Not, one could argue, when the Splurger is supposed to be pinching pennies to get through a ridiculously tight time.
That bit of logic notwithstanding, today I blew $400 out of my monthly diddle-it-away fund, reducing the balance to just over a thousand bucks. After the glasses and the clothes episodes, this might (one could argue), just might not represent the highest pinnacle of wisdom to which I have ever aspired.
But it’s not bothering me. Here’s why:
Today’s purchase is a new gas grill, a Weber Spirit E-210, which sells here, there, and everywhere for $399. It’s small—only two burners—but it comes highly recommended by reviewers on several sites.
I love my charcoal grill, which replaced the last gas grill. But…it’s just enough extra work to make me not want to fire it up for dinner. Even when I feel like hassling with it and then scrubbing charcoal dust out from under my fingernails, at this time of year it feels unsafe. During monsoon, a stiff wind can come up with no warning; the hardwood charcoal I favor shoots out hot sparks and cinders with the élan of a magnesium sparkler. In a stiff breeze, they blow into the shrubbery and trees, and frankly I’m concerned about starting a fire in these hot, dry conditions.

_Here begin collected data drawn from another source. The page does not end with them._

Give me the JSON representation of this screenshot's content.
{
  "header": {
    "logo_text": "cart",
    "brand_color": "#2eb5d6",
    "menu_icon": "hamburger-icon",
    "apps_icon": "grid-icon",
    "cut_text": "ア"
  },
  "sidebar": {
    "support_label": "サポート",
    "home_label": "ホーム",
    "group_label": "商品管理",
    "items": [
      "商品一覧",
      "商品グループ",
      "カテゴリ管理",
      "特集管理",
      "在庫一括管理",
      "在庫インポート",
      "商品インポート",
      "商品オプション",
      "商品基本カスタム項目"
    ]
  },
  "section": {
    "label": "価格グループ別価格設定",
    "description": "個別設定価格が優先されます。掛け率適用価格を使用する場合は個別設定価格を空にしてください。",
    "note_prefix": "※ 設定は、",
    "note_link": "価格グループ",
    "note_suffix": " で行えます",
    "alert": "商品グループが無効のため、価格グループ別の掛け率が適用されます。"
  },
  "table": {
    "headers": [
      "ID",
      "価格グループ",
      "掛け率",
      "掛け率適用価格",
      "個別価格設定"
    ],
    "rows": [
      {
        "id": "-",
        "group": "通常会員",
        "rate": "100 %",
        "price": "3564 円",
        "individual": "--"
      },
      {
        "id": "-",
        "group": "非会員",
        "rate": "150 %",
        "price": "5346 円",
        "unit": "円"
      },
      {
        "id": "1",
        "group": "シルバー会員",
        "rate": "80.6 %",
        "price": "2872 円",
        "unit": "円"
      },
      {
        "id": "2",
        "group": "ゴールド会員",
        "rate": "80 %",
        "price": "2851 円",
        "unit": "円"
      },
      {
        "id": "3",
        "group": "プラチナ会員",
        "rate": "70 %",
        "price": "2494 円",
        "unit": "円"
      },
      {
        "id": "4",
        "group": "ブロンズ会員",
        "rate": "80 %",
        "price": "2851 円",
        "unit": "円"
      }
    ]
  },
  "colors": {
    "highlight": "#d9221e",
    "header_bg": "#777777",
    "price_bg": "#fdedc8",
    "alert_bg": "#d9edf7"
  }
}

Meanwhile, cooking in the kitchen also creates a hassle. Every time I get that darn stove clean, I end up splattering more grease all over it. Last night I cooked a piece of steak and, craving a little enhancement, poured in a few drops of wine to deglaze the pan. Even though I’d turned the heat off under the pan, the wine and hot grease exploded all over the kitchen!
So with dinner congealing on the plate, I got to break out the de-greasers and scrub down the walls, counters, floor, and even the counter all the way across the kitchen from the stove. That was fun.
When I’m tired, which is most of the time, I just don’t feel like making another mess to have to clean up, like having to scrub a frying pan and at least one or two other pans if I make side dishes.
The result is, I’m not eating well. Sometimes I’m not eating at all. I just don’t want to be bothered with the mess.
Half the time I snack on cheese and crackers, often washed down with a beer or two. If I feel energetic enough to cook, it’ll be a pot of pasta, because I can prepare the pasta and a quick sauce in the same pan. As a result, despite not eating much, I’m getting even fatter than I was.
This isn’t healthy.
When I had the gas grill, I usually tossed meat and vegetables onto the grill to cook. All that had to be washed was a dinner plate, a glass, a knife, and a fork. The stove never needed to be scrubbed more than once a month, if that often. I ate well because it was easy to eat well.
Now I’m eating badly—when I eat at all—and I’m getting fatter and fatter.
You see where this is going? I regard that $400 as an investment in my health, not an extravagance. I have got to get back to eating properly!
This little grill, which actually cost a bit more than I planned, is just about the right size to cook one or two portions. The big charcoal grill can be reserved for when guests come over or when I have enough ambition to cook up something that tastes smokey and good.
I think I got a pretty good deal on it: commenters at Amazon revealed that the version sold at Home Depot comes with cast-iron grates; most Weber Spirit models have sheet metal grills, far less desirable. Went over to Lowe’s and found the Weber Spirit there, and sure enough, theirs had the chintzy grates. Lowe’s was having a sale on a larger, fancier model, but the $500 asking price was more than I could afford. On to Home Depot: yea verily, for the same price, their Weber Spirit 210 has nice, heavy cast-iron grates. Not only that, but the Depot will assemble the thing for free.
So I think this is a case where a splurge is not a splurge.
♦ Did I already have a charcoal grill? Yes. But because it’s charcoal and not gas, I use it less and less.
♦ Did I need a gas grill? Probably not, given that a perfectly fine charcoal grill is standing out there in the backyard.
♦ But really, do I need a gas grill? Sure, if I’m going to get back to eating healthy again. Or eating at all.
Cheese & crackers vs. meat and veggies? No contest. I really do think this is not a splurge but a wise move, in spite of the bad timing.
Have you ever had a splurge that was not a splurge? What did you not-a-splurge on?